Como estoy sola y un poco perdida, recurro a un terreno conocido, a un lugar en el que siempre me he sentido abrigada en los momentos de desamparo: el Barney Greengrass. Sólo su cartel, de una tipografía cálida de los años treinta, me atrae como si fuera un luminoso, aunque Barney’s nunca ha tenido ni tendrá un luminoso, porque cierra sus puertas a las cuatro de la tarde. Barney’s se rige por principios inamovibles: no se reserva, no abre de noche, no se paga en la mesa sino en el mostrador del delicatessen donde uno de los descendientes de la dinastía Greengrass te cobra, amable pero sin forzar la simpatía. Tampoco los camareros del Barney’s hacen esfuerzos por ganarse su propina; sin embargo, de qué manera misteriosa he conseguido hacerme un hueco en ese mundo tan sincero como áspero. Entré en el local hace unos siete años, el primer invierno de esta vida neoyorquina, de la mano de un joven amigo cuya infancia se había desarrollado en el Upper West. De la misma forma que su infancia olía al supermercado Zabar’s, la sopa que tomaba su abuelo judío debía desprender el mismo olor a pollo y a bola de sémola que la que a diario preparan en Barney’s. A partir de aquel mediodía helado de enero comencé a ir, la mayoría de las veces, sola. Y tal vez fuera por eso que los camareros empezaron a tratarme como si fuera una clienta más, con la misma confianza y la misma prudente cercanía. Más tarde descubrí que el Barney’s había sido el escenario de algunas escenas memorables del cine, como aquella final de
Smoke
, y escribí un artículo en el periódico sobre este sitio que era ya mi sitio en la ciudad. Al ir a pagar, la siguiente vez que fui, el dueño me dijo que estaba invitada: el artículo les había llegado por unos amigos de Barcelona. Pero aún eran más emotivos los detalles de uno de los camareros, un muchacho joven que alternaba su trabajo en Barney’s con una carrera incipiente de actor. Más de una vez tenía el detalle de poner sobre la mesa, sin decir nada o, simplemente, guiñando un ojo, unos blintzes, esas deliciosas crêpes rellenas de queso y acompañadas de crema agria. El postre que seduce hasta a aquellos a los que no les apasiona el dulce.

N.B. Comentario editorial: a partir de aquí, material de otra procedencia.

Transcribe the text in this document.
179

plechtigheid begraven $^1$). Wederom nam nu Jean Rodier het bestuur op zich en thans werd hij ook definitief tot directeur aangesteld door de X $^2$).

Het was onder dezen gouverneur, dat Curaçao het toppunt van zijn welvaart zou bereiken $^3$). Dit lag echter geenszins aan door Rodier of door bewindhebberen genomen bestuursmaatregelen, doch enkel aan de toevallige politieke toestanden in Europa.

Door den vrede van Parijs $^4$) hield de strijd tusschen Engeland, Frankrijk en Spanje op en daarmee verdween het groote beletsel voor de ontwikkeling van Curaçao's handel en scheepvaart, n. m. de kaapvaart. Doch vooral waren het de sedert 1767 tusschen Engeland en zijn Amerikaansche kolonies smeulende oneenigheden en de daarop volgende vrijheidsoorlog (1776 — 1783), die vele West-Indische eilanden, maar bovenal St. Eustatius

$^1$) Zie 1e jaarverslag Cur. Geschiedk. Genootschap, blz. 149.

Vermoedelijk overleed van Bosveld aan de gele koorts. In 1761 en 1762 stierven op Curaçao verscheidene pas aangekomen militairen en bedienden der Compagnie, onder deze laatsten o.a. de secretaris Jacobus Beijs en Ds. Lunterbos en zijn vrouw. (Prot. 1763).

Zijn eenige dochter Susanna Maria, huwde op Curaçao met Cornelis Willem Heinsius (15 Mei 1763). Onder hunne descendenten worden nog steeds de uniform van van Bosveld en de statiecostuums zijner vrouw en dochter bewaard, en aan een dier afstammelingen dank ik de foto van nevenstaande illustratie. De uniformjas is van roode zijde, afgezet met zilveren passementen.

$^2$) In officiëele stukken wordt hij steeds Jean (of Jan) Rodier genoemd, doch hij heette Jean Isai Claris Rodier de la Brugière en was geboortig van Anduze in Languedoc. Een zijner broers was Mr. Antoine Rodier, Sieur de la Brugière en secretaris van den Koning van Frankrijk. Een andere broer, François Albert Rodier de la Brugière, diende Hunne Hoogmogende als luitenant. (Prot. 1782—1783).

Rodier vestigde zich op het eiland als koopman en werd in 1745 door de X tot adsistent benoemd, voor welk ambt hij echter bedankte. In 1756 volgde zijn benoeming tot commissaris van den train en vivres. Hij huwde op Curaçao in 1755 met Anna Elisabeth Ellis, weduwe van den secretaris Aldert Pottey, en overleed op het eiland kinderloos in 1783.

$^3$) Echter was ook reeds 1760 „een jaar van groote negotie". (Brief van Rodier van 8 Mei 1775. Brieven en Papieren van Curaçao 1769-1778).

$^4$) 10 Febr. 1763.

Empecé a ser la escritora española, la que comía sola o la que de vez en cuando llevaba a amigos. Si iba acompañada, el camarero con más solera, un tío alto con los rizos permanentemente despeinados y una indisimulada impaciencia, se dirigía a mí y decía: «Entiendo que tú eres la jefa», para que yo decidiera por todos y abreviara el trance. También había otro camarero, letrista de canciones, que estuvo escribiendo una novela durante dos años; pero todos, el actor, el letrista o el consumado camarero aceptaban que el Barney’s no era ese tipo de lugar en el que los empleados deben recitar los especiales del día como si fuera la letra de un musical o comunicarte que el plato que tú has elegido es su favorito. No, el estilo de la casa era y es contagioso: sobriedad y amabilidad sin excesos. El resultado es que cuando, por alguna misteriosa razón, te sientes particularmente mimado, se establece un lazo que se traduce en que hoy, día de nubarrón, de sentimientos encontrados con respecto al sentido de mi vida aquí, hoy, día de espera, día en que me gusta regodearme en mi fragilidad y en pensamientos dañinos, acudo atraída por sus letras de tipografía de principios de siglo a que me traten como si mi presencia en esta ciudad fuera necesaria.